Climate change, democratic reform and the global refugee crisis are only three of the many issues that are currently dominating international headlines, requiring experts and practitioners from around the world to bridge cultural divides and to seek out common solutions.
Since 2006, the European Studies Network in Canada (EUCANet) has been at the forefront of bringing Canadian expertise on European issues to the public sphere, as well as building working relationships across borders and disciplines in order to solve complex global issues. Headquartered at the University of Victoria, EUCANet is celebrating 10 years in 2016 as a local success story with an international focus.
“Europe and Canada have many issues of public policy in common and they can learn from each other,” says EUCANet head and UVic’s Centre for Global Studies director Oliver Schmidtke. “This network was meant from the beginning as a tool to collaborate and to mobilise the knowledge that we have at Canadian universities.”
One of the network’s initial challenges was motivating research-focused scholars to think differently and to understand that media and public outreach could be an integral part of their work.
“It’s a skill to be able to communicate with media differently than what you do with your research,” said Oliver. “Universities these days are going through a transition in terms of giving more weight and significance to outreach activities. That is a general trend and it’s something that we’ve done with the EUCANet project quite effectively, to really show the public there are experts here in Canada and their work is relevant to the public debate.”

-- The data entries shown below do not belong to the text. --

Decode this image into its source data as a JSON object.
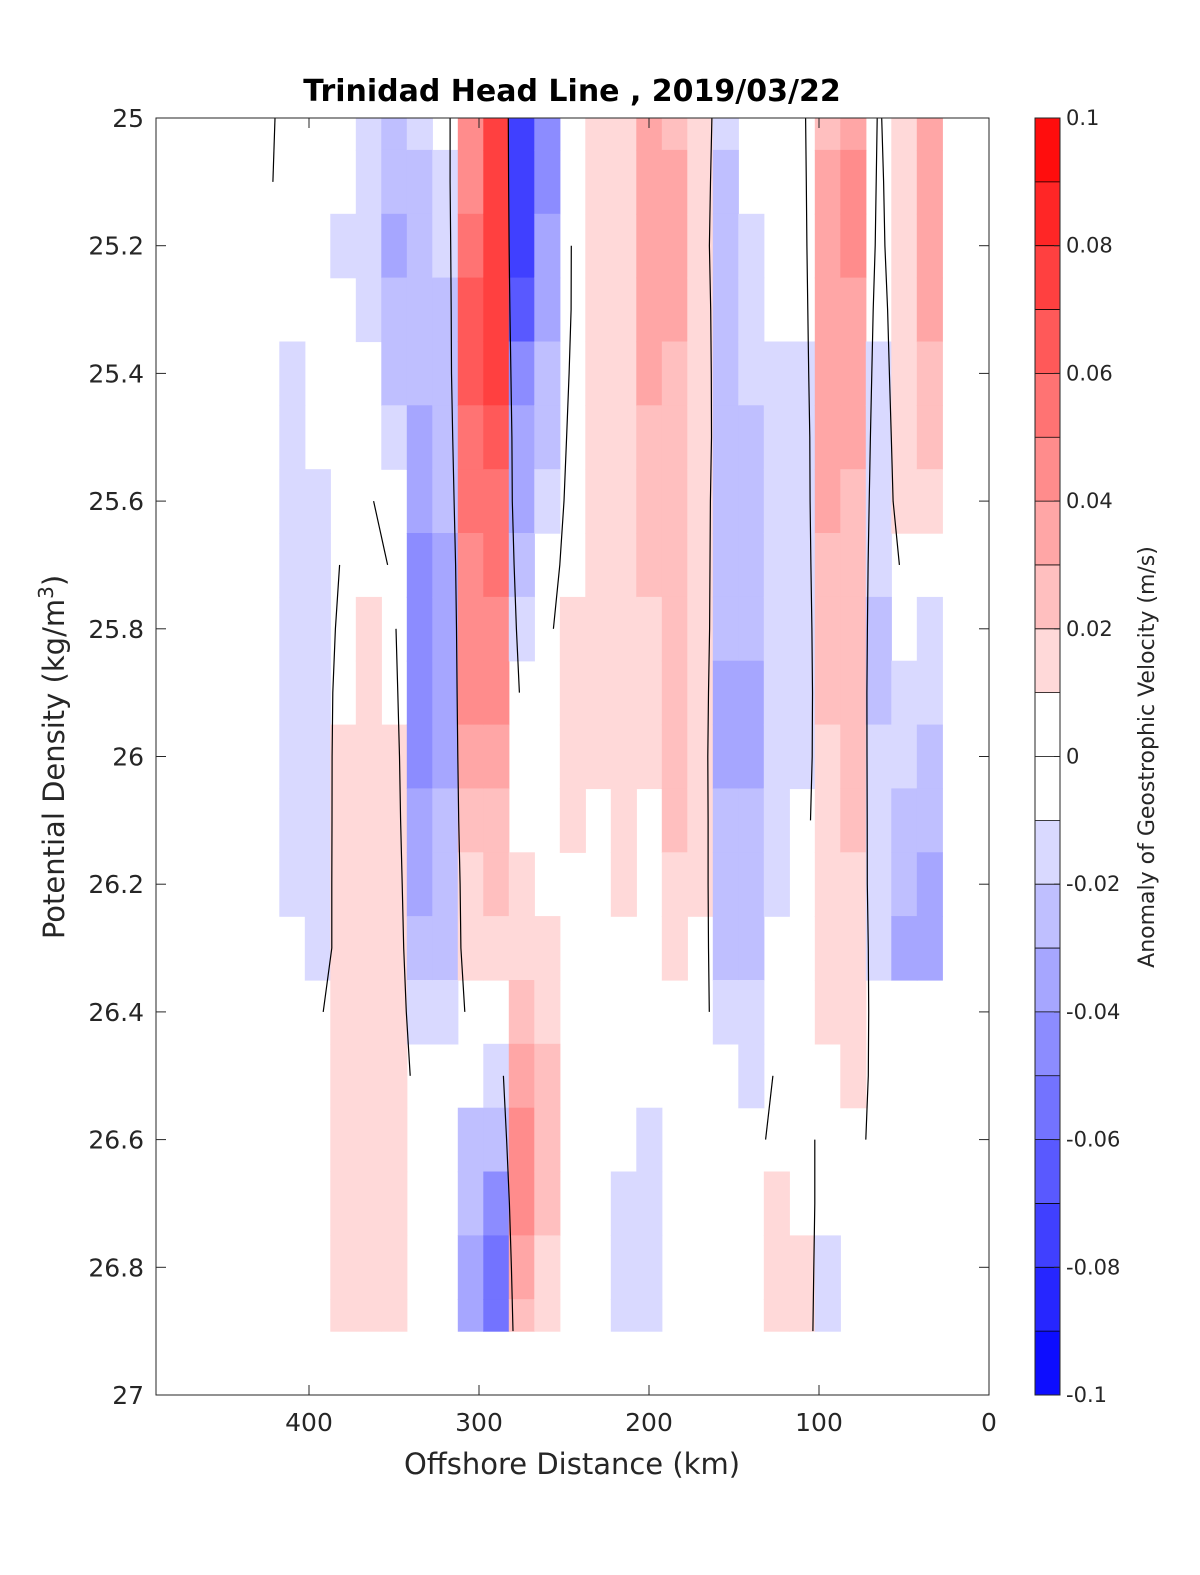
{
  "chart_data": {
    "type": "heatmap",
    "subtype": "filled-contour",
    "title": "Trinidad Head Line , 2019/03/22",
    "xlabel": "Offshore Distance (km)",
    "ylabel": "Potential Density (kg/m3)",
    "ylabel_parts": [
      "Potential Density (kg/m",
      "3",
      ")"
    ],
    "xlim": [
      490,
      0
    ],
    "x_reversed": true,
    "ylim": [
      25,
      27
    ],
    "y_reversed": true,
    "x_ticks": [
      400,
      300,
      200,
      100,
      0
    ],
    "x_tick_labels": [
      "400",
      "300",
      "200",
      "100",
      "0"
    ],
    "y_ticks": [
      25,
      25.2,
      25.4,
      25.6,
      25.8,
      26,
      26.2,
      26.4,
      26.6,
      26.8,
      27
    ],
    "y_tick_labels": [
      "25",
      "25.2",
      "25.4",
      "25.6",
      "25.8",
      "26",
      "26.2",
      "26.4",
      "26.6",
      "26.8",
      "27"
    ],
    "grid": false,
    "colorbar": {
      "label": "Anomaly of Geostrophic Velocity (m/s)",
      "range": [
        -0.1,
        0.1
      ],
      "levels": [
        -0.1,
        -0.09,
        -0.08,
        -0.07,
        -0.06,
        -0.05,
        -0.04,
        -0.03,
        -0.02,
        -0.01,
        0,
        0.01,
        0.02,
        0.03,
        0.04,
        0.05,
        0.06,
        0.07,
        0.08,
        0.09,
        0.1
      ],
      "tick_values": [
        0.1,
        0.08,
        0.06,
        0.04,
        0.02,
        0,
        -0.02,
        -0.04,
        -0.06,
        -0.08,
        -0.1
      ],
      "tick_labels": [
        "0.1",
        "0.08",
        "0.06",
        "0.04",
        "0.02",
        "0",
        "-0.02",
        "-0.04",
        "-0.06",
        "-0.08",
        "-0.1"
      ],
      "colormap": "blue-white-red",
      "color_low": "#0000ff",
      "color_mid": "#ffffff",
      "color_high": "#ff0000"
    },
    "data_extent": {
      "x": [
        440,
        30
      ],
      "y": [
        25,
        26.9
      ]
    },
    "x": [
      440,
      425,
      410,
      395,
      380,
      365,
      350,
      335,
      320,
      305,
      290,
      275,
      260,
      245,
      230,
      215,
      200,
      185,
      170,
      155,
      140,
      125,
      110,
      95,
      80,
      65,
      50,
      35
    ],
    "y": [
      25.0,
      25.1,
      25.2,
      25.3,
      25.4,
      25.5,
      25.6,
      25.7,
      25.8,
      25.9,
      26.0,
      26.1,
      26.2,
      26.3,
      26.4,
      26.5,
      26.6,
      26.7,
      26.8,
      26.9
    ],
    "column_profiles_note": "",
    "velocity_anomaly": [
      [
        0.008,
        0.008,
        0.008,
        0.008,
        0.008,
        0.006,
        0.004,
        0.002,
        0.0,
        0.0,
        0.0,
        0.0,
        0.0,
        0.0,
        0.0,
        0.0,
        0.0,
        0.0,
        0.0,
        0.0
      ],
      [
        0.002,
        0.002,
        0.0,
        0.0,
        0.0,
        0.0,
        0.0,
        0.0,
        0.0,
        0.0,
        0.0,
        0.0,
        0.0,
        0.002,
        0.004,
        0.006,
        0.006,
        0.004,
        0.002,
        0.0
      ],
      [
        -0.004,
        -0.006,
        -0.008,
        -0.01,
        -0.012,
        -0.014,
        -0.015,
        -0.015,
        -0.016,
        -0.016,
        -0.016,
        -0.015,
        -0.014,
        -0.005,
        0.0,
        0.0,
        0.002,
        0.004,
        0.004,
        0.004
      ],
      [
        0.0,
        0.0,
        -0.002,
        -0.005,
        -0.008,
        -0.01,
        -0.012,
        -0.013,
        -0.014,
        -0.015,
        -0.016,
        -0.017,
        -0.018,
        -0.018,
        -0.004,
        0.006,
        0.008,
        0.008,
        0.006,
        0.004
      ],
      [
        -0.004,
        -0.008,
        -0.012,
        -0.008,
        0.0,
        0.0,
        0.0,
        0.002,
        0.006,
        0.01,
        0.012,
        0.013,
        0.014,
        0.014,
        0.014,
        0.015,
        0.015,
        0.014,
        0.014,
        0.014
      ],
      [
        -0.012,
        -0.014,
        -0.016,
        -0.012,
        -0.008,
        0.0,
        0.002,
        0.006,
        0.014,
        0.018,
        0.018,
        0.018,
        0.018,
        0.017,
        0.016,
        0.016,
        0.016,
        0.015,
        0.014,
        0.016
      ],
      [
        -0.026,
        -0.03,
        -0.032,
        -0.028,
        -0.022,
        -0.014,
        -0.008,
        -0.002,
        0.004,
        0.008,
        0.012,
        0.014,
        0.016,
        0.016,
        0.015,
        0.014,
        0.013,
        0.013,
        0.012,
        0.012
      ],
      [
        -0.016,
        -0.02,
        -0.024,
        -0.026,
        -0.028,
        -0.032,
        -0.038,
        -0.044,
        -0.046,
        -0.046,
        -0.044,
        -0.04,
        -0.034,
        -0.026,
        -0.016,
        -0.008,
        0.0,
        0.002,
        0.004,
        0.004
      ],
      [
        -0.01,
        -0.012,
        -0.016,
        -0.02,
        -0.022,
        -0.026,
        -0.03,
        -0.034,
        -0.036,
        -0.036,
        -0.034,
        -0.03,
        -0.026,
        -0.02,
        -0.014,
        -0.006,
        0.0,
        0.0,
        0.0,
        0.0
      ],
      [
        0.04,
        0.048,
        0.056,
        0.062,
        0.064,
        0.06,
        0.054,
        0.048,
        0.044,
        0.04,
        0.034,
        0.026,
        0.018,
        0.012,
        0.004,
        -0.008,
        -0.02,
        -0.028,
        -0.034,
        -0.036
      ],
      [
        0.074,
        0.076,
        0.076,
        0.074,
        0.07,
        0.066,
        0.06,
        0.054,
        0.048,
        0.044,
        0.036,
        0.028,
        0.02,
        0.012,
        0.006,
        -0.014,
        -0.03,
        -0.044,
        -0.052,
        -0.056
      ],
      [
        -0.08,
        -0.078,
        -0.072,
        -0.062,
        -0.05,
        -0.04,
        -0.034,
        -0.022,
        -0.012,
        -0.004,
        0.0,
        0.006,
        0.014,
        0.018,
        0.026,
        0.034,
        0.042,
        0.04,
        0.034,
        0.028
      ],
      [
        -0.05,
        -0.046,
        -0.04,
        -0.034,
        -0.026,
        -0.02,
        -0.016,
        -0.01,
        -0.004,
        0.0,
        0.0,
        0.004,
        0.01,
        0.014,
        0.018,
        0.02,
        0.022,
        0.02,
        0.016,
        0.014
      ],
      [
        0.0,
        0.0,
        0.002,
        0.002,
        0.004,
        0.006,
        0.008,
        0.01,
        0.012,
        0.014,
        0.016,
        0.014,
        0.008,
        0.002,
        0.0,
        0.0,
        0.0,
        0.0,
        0.0,
        0.0
      ],
      [
        0.016,
        0.014,
        0.016,
        0.018,
        0.018,
        0.018,
        0.018,
        0.018,
        0.016,
        0.014,
        0.012,
        0.008,
        0.004,
        0.0,
        0.0,
        0.0,
        0.0,
        -0.004,
        -0.006,
        -0.008
      ],
      [
        0.018,
        0.018,
        0.016,
        0.016,
        0.016,
        0.016,
        0.018,
        0.016,
        0.014,
        0.014,
        0.014,
        0.012,
        0.012,
        0.008,
        0.0,
        -0.006,
        -0.01,
        -0.014,
        -0.016,
        -0.016
      ],
      [
        0.03,
        0.034,
        0.036,
        0.034,
        0.03,
        0.026,
        0.024,
        0.022,
        0.018,
        0.014,
        0.012,
        0.01,
        0.004,
        0.0,
        0.0,
        -0.006,
        -0.012,
        -0.016,
        -0.018,
        -0.016
      ],
      [
        0.028,
        0.03,
        0.032,
        0.03,
        0.026,
        0.024,
        0.022,
        0.022,
        0.024,
        0.024,
        0.022,
        0.02,
        0.018,
        0.016,
        0.01,
        0.002,
        0.0,
        -0.004,
        -0.008,
        -0.01
      ],
      [
        0.014,
        0.014,
        0.014,
        0.016,
        0.016,
        0.018,
        0.018,
        0.018,
        0.018,
        0.016,
        0.014,
        0.014,
        0.012,
        0.01,
        0.008,
        0.0,
        0.0,
        0.0,
        0.0,
        0.0
      ],
      [
        -0.016,
        -0.02,
        -0.024,
        -0.022,
        -0.02,
        -0.022,
        -0.026,
        -0.028,
        -0.03,
        -0.032,
        -0.032,
        -0.03,
        -0.026,
        -0.02,
        -0.014,
        -0.004,
        0.0,
        0.0,
        0.0,
        0.0
      ],
      [
        -0.008,
        -0.01,
        -0.012,
        -0.014,
        -0.016,
        -0.02,
        -0.024,
        -0.028,
        -0.03,
        -0.032,
        -0.032,
        -0.03,
        -0.026,
        -0.02,
        -0.014,
        -0.012,
        -0.008,
        0.0,
        0.0,
        0.0
      ],
      [
        -0.006,
        -0.008,
        -0.01,
        -0.01,
        -0.012,
        -0.014,
        -0.016,
        -0.016,
        -0.018,
        -0.018,
        -0.018,
        -0.016,
        -0.012,
        -0.008,
        0.0,
        0.002,
        0.006,
        0.014,
        0.018,
        0.018
      ],
      [
        -0.004,
        -0.006,
        -0.008,
        -0.01,
        -0.012,
        -0.014,
        -0.014,
        -0.014,
        -0.014,
        -0.014,
        -0.012,
        -0.008,
        0.0,
        0.0,
        0.0,
        0.0,
        0.004,
        0.01,
        0.012,
        0.012
      ],
      [
        0.024,
        0.03,
        0.034,
        0.034,
        0.034,
        0.032,
        0.03,
        0.026,
        0.022,
        0.02,
        0.018,
        0.016,
        0.016,
        0.016,
        0.014,
        0.004,
        -0.004,
        -0.01,
        -0.014,
        -0.016
      ],
      [
        0.036,
        0.04,
        0.04,
        0.038,
        0.034,
        0.03,
        0.028,
        0.026,
        0.026,
        0.024,
        0.022,
        0.02,
        0.018,
        0.018,
        0.016,
        0.012,
        0.006,
        0.0,
        0.0,
        0.0
      ],
      [
        -0.002,
        -0.004,
        -0.006,
        -0.01,
        -0.012,
        -0.014,
        -0.016,
        -0.018,
        -0.02,
        -0.02,
        -0.018,
        -0.016,
        -0.014,
        -0.012,
        -0.01,
        -0.008,
        -0.006,
        -0.004,
        -0.002,
        0.0
      ],
      [
        0.014,
        0.016,
        0.018,
        0.018,
        0.016,
        0.014,
        0.012,
        0.004,
        -0.008,
        -0.014,
        -0.018,
        -0.022,
        -0.028,
        -0.032,
        0.0,
        0.0,
        0.0,
        0.0,
        0.0,
        0.0
      ],
      [
        0.034,
        0.034,
        0.032,
        0.03,
        0.026,
        0.02,
        0.014,
        0.0,
        -0.012,
        -0.018,
        -0.026,
        -0.03,
        -0.034,
        -0.032,
        0.0,
        0.0,
        0.0,
        0.0,
        0.0,
        0.0
      ]
    ]
  }
}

With EUCANet’s database containing hundreds of accessible and media-savvy experts, the timing couldn’t be better to offer informed perspectives on emerging public policy issues. Currently, Canada and the European Union are close to ratifying the Comprehensive Economic and Trade Agreement (CETA), a sweeping trade deal that will revolutionize Canada’s economic relationship with the world’s largest trading bloc. EUCANet’s “media tips” service has produced several opinion pieces that have been picked up by local, national and international media, helping both Canadian and European citizens to understand the implications of trade on their everyday lives.
EUCANet is unique in both Europe and Canada, says EUCANet project manager Beate Schmidtke. “There are other networks out there, but none is open and accessible to all, and what also makes us unique is the media aspect, connecting the academic community and journalists and building long-term relationships.”
EUCANet’s social media channels have stimulated informed debate, attracting thousands of followers.
“We found that it was important to promote information that was relevant for both Canadian and European contexts, and the audience has grown to such an extent that it is really worldwide now,” said Beate.
Few people realize that UVic has emerged as a leading hub for European studies.
“We have one of the most active and distinguished European research communities here in Canada, and we have three prestigious Jean Monnet chairs, which no other Canadian university has, so there is a critical mass to make UVic a centre of excellence for European studies and EUCANet has played a role in that,” said Oliver.
Initially created as a joint project of the European Community Studies Association in Canada and UVic’s European Studies Program with funding from the European Commission, EUCANet is now part of the Canada-Europe Transatlantic Dialogue project and receives support from UVic and Canada’s Social Sciences and Humanities Research Council.